Dieu s’est fait présent à notre vie en nous donnant l’univers, en nous donnant l’existence, en nous appelant à la vie. Dieu s’est fait présent à notre vie en envoyant son Fils unique partager l’existence humaine. Dieu s’est fait présent à notre vie par le don de son Esprit qui habite en nos cœurs. Et par le don de cet Esprit, chacun et chacune d’entre nous peut entrer en communion avec Dieu, lui parler, lui dire ce qui fait le cœur de notre vie, et recevoir de Lui l’espérance qu’il ne nous abandonnera pas, car il n’a pas abandonné les hommes depuis l’origine du monde et il ne les abandonnera pas jusqu’à la fin du monde.

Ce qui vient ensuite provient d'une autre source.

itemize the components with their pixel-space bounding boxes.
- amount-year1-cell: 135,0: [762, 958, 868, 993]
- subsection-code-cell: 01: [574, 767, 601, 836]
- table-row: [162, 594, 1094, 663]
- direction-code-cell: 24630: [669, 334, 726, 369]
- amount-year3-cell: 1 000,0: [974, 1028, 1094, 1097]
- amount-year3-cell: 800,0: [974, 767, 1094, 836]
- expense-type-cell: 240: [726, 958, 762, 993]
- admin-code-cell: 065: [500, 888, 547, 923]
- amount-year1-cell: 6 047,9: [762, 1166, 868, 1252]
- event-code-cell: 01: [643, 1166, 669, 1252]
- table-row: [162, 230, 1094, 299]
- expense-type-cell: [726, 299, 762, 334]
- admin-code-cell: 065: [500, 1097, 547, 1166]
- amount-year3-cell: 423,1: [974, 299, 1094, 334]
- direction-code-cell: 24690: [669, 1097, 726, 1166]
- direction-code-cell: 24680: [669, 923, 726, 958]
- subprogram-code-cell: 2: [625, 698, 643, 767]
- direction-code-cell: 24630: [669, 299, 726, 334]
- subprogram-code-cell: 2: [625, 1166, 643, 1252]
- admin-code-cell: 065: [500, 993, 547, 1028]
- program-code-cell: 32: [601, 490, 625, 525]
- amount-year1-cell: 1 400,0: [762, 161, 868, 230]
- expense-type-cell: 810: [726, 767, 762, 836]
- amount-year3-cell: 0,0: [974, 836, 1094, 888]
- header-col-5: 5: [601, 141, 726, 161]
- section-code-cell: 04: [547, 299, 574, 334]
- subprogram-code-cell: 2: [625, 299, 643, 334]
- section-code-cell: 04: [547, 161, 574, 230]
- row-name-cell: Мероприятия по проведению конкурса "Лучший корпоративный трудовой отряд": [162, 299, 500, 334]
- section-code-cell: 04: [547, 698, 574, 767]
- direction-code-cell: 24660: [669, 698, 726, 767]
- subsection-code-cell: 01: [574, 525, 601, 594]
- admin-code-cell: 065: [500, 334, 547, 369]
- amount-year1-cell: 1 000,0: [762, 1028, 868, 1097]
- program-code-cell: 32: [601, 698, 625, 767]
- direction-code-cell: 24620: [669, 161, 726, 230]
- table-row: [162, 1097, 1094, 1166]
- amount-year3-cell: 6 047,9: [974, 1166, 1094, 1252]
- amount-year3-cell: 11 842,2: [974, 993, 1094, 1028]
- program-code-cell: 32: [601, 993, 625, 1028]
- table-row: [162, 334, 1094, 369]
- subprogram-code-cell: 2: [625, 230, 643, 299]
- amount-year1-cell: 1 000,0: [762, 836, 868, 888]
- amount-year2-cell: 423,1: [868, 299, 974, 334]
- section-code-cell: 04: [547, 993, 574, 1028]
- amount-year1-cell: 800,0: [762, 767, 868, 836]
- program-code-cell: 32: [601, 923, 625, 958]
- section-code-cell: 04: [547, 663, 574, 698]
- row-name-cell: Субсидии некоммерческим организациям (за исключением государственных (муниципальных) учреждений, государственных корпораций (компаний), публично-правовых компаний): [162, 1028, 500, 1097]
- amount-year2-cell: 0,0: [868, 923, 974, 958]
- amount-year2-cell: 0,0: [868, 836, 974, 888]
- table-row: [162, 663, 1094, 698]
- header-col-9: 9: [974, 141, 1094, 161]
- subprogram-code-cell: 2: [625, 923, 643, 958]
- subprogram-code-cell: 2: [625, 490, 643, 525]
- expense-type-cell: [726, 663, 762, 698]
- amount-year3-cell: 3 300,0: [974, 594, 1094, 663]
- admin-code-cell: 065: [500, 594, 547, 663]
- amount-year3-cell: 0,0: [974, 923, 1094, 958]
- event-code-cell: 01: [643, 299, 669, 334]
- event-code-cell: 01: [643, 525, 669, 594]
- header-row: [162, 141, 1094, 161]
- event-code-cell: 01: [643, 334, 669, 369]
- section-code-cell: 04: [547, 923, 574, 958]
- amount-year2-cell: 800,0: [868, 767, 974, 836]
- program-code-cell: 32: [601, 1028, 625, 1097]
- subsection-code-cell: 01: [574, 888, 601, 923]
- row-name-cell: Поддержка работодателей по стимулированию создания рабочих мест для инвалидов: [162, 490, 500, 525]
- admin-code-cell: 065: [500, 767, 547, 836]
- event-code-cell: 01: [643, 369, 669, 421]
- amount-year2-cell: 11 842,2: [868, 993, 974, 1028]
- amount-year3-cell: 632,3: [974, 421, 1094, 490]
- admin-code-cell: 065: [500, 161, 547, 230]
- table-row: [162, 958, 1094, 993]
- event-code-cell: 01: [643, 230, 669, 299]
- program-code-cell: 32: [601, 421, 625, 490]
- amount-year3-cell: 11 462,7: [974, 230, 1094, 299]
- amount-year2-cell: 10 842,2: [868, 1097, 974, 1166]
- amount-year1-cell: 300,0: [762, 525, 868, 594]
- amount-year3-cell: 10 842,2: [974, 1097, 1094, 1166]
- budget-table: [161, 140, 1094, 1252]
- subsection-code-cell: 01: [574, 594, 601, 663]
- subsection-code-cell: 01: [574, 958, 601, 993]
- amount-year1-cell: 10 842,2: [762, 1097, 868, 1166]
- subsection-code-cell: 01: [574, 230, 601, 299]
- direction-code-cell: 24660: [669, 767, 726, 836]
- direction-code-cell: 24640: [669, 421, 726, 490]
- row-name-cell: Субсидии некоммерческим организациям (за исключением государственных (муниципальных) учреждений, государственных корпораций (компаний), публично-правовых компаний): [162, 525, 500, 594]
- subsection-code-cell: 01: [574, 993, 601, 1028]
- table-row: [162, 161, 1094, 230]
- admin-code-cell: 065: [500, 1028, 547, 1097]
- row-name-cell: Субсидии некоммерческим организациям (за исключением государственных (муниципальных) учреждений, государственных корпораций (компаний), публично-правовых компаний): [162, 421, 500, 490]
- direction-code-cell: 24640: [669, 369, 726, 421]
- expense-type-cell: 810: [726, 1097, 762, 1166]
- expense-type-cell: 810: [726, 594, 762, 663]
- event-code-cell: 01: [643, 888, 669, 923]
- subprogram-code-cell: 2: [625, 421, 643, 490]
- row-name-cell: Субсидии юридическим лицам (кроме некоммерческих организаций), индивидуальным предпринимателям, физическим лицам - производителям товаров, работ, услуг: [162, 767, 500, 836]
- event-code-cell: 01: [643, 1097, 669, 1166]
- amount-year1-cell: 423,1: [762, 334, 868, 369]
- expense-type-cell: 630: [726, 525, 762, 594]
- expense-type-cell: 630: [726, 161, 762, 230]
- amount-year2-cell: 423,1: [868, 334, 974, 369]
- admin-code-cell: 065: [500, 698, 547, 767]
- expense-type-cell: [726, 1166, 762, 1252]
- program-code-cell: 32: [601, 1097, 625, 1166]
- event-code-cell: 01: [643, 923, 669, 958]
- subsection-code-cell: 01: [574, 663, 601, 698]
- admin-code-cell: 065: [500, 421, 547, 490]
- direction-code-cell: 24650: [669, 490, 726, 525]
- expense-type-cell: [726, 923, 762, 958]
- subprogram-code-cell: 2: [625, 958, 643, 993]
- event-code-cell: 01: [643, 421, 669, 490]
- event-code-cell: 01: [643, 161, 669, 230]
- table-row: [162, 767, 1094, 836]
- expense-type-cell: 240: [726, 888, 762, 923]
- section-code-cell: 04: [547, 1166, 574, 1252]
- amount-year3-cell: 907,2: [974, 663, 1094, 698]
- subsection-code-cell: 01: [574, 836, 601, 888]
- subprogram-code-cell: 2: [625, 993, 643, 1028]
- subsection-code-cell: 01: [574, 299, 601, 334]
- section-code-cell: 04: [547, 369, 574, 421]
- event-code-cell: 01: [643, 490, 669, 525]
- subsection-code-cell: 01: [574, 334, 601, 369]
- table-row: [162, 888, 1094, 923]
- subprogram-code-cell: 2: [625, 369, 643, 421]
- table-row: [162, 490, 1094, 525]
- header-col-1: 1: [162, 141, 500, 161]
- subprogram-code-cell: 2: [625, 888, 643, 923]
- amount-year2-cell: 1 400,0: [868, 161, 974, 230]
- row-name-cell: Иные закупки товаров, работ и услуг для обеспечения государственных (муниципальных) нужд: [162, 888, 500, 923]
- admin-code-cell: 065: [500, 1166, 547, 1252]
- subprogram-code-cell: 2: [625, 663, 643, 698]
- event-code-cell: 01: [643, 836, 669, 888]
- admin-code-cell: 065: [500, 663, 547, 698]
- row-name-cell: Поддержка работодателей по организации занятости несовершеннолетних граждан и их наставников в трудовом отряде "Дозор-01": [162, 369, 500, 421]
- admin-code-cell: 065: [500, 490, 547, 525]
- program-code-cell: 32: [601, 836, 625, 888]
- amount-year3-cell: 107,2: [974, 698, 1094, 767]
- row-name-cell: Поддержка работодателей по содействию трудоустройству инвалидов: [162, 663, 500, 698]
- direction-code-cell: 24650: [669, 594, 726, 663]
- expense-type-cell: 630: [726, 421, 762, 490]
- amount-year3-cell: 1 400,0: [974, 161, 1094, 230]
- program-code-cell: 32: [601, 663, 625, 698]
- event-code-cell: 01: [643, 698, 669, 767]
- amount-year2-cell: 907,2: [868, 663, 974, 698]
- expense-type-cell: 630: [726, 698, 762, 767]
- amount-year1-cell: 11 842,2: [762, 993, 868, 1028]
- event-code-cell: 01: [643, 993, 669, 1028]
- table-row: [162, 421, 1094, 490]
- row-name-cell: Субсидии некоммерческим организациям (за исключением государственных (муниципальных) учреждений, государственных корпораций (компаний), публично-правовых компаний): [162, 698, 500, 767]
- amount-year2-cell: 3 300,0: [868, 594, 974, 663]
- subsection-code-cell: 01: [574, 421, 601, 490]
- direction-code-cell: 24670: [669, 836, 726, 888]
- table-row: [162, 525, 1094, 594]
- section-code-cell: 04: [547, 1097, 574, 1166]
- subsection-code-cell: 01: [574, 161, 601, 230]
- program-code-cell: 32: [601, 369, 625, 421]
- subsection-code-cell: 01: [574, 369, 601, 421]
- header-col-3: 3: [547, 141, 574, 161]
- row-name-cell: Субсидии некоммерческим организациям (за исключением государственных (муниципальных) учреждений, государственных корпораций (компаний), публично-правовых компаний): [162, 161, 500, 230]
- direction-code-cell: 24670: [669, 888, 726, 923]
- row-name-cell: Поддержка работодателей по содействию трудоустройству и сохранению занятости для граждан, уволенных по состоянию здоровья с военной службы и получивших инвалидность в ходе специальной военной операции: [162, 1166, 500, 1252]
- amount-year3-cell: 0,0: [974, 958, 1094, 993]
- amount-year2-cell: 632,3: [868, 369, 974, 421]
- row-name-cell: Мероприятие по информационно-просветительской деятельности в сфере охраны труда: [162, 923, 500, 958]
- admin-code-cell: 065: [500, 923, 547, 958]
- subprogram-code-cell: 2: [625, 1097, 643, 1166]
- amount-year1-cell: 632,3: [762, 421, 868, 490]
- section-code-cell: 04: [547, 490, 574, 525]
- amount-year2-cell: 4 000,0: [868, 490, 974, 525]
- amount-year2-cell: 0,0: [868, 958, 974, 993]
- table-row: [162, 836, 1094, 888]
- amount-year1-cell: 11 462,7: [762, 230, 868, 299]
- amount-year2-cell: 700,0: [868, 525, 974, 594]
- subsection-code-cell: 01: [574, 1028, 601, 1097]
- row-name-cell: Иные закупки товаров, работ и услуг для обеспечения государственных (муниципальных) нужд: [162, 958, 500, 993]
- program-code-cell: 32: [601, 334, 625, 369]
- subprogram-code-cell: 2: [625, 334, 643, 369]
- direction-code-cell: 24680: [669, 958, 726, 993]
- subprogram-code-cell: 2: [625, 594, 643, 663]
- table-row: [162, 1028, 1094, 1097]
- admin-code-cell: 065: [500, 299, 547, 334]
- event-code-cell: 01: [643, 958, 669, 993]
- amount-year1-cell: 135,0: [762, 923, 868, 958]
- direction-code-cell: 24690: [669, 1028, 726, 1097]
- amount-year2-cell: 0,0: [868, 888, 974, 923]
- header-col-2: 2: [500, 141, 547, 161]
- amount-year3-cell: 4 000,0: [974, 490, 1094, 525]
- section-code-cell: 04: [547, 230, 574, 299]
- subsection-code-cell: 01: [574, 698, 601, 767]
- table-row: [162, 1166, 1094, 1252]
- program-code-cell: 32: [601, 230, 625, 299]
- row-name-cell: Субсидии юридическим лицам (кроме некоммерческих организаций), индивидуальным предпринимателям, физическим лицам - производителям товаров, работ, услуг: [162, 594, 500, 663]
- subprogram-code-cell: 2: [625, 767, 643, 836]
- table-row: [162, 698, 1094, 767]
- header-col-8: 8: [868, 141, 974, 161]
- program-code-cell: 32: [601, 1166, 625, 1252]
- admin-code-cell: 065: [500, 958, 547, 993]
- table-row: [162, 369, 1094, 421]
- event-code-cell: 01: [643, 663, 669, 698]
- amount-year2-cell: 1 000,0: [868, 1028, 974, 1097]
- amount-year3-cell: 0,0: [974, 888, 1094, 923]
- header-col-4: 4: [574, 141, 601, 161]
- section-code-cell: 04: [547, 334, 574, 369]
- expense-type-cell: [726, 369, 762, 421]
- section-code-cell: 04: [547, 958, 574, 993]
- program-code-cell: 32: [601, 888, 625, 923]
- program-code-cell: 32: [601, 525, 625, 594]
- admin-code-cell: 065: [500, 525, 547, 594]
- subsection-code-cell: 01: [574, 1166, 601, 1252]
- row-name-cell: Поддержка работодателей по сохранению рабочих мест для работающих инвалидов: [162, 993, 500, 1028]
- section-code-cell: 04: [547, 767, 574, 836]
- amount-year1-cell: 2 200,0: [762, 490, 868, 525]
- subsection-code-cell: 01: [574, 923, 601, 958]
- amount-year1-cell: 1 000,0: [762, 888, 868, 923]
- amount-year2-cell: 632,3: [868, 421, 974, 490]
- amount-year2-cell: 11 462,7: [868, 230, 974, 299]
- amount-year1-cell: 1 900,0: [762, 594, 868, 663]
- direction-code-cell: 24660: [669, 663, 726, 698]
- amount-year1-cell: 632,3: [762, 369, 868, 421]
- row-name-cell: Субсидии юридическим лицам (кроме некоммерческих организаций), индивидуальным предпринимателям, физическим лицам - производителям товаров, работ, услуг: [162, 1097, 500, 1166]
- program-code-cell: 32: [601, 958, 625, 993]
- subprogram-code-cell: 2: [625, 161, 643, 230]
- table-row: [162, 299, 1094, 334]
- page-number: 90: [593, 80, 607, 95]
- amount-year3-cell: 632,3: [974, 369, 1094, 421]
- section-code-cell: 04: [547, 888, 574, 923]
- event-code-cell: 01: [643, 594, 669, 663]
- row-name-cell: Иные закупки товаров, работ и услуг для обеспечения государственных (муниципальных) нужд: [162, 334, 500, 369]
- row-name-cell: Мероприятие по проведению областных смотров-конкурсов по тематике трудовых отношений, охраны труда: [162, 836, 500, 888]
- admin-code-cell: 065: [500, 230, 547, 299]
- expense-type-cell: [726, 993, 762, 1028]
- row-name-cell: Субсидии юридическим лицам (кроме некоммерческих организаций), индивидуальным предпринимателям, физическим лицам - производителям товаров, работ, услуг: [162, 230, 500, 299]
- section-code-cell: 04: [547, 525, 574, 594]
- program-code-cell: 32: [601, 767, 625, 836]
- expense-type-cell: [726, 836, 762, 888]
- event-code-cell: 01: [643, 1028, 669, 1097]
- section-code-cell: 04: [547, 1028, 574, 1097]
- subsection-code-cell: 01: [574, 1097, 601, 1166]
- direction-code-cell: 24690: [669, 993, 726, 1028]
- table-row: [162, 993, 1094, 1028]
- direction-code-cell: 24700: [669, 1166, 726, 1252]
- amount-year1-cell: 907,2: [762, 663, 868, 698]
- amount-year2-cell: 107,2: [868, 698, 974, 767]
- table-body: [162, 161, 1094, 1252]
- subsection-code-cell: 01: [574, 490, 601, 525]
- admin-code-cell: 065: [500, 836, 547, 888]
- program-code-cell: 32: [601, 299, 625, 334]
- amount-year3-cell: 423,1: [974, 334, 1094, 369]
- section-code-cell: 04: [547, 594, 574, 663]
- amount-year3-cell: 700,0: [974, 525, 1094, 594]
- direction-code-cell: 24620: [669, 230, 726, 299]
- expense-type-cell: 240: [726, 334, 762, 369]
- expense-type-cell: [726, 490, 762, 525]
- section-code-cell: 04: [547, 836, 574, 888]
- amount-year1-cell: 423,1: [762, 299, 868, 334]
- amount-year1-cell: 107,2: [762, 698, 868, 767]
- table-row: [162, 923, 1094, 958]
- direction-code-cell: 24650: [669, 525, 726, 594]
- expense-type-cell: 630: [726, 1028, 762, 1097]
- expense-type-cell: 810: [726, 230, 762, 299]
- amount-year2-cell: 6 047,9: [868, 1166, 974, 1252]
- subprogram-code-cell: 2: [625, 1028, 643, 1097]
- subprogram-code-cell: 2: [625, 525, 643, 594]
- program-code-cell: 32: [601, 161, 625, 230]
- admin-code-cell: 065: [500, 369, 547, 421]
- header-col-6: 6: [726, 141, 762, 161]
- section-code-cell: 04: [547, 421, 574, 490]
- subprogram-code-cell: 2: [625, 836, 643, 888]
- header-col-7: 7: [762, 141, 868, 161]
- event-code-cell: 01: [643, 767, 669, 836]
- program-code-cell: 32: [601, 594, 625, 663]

Cette présence de l’Esprit, nous la vivons au secret de notre cœur quand nous essayons de nous tourner vers Dieu et de lui dire ce qui nous préoccupe, ce qui accapare notre pensée, ce que nous essayons d’exprimer par la prière. Elle se réalise au secret de notre cœur et dans le sacrement de l’Église où le corps du Christ ressuscité, rassemblé par l’Esprit Saint, ouvre la porte à la communion avec Dieu par l’eucharistie et les autres sacrements.

Frères et sœurs, en cette fête de la Trinité nous rendons grâce à Dieu qui est venu partager notre vie pour que nous puissions partager la sienne, il est venu vivre l’existence humaine pour nous entraîner à vivre son existence divine : c’est notre espérance et c’est notre joie.

Amen.

+ André cardinal Vingt-Trois, archevêque de Paris.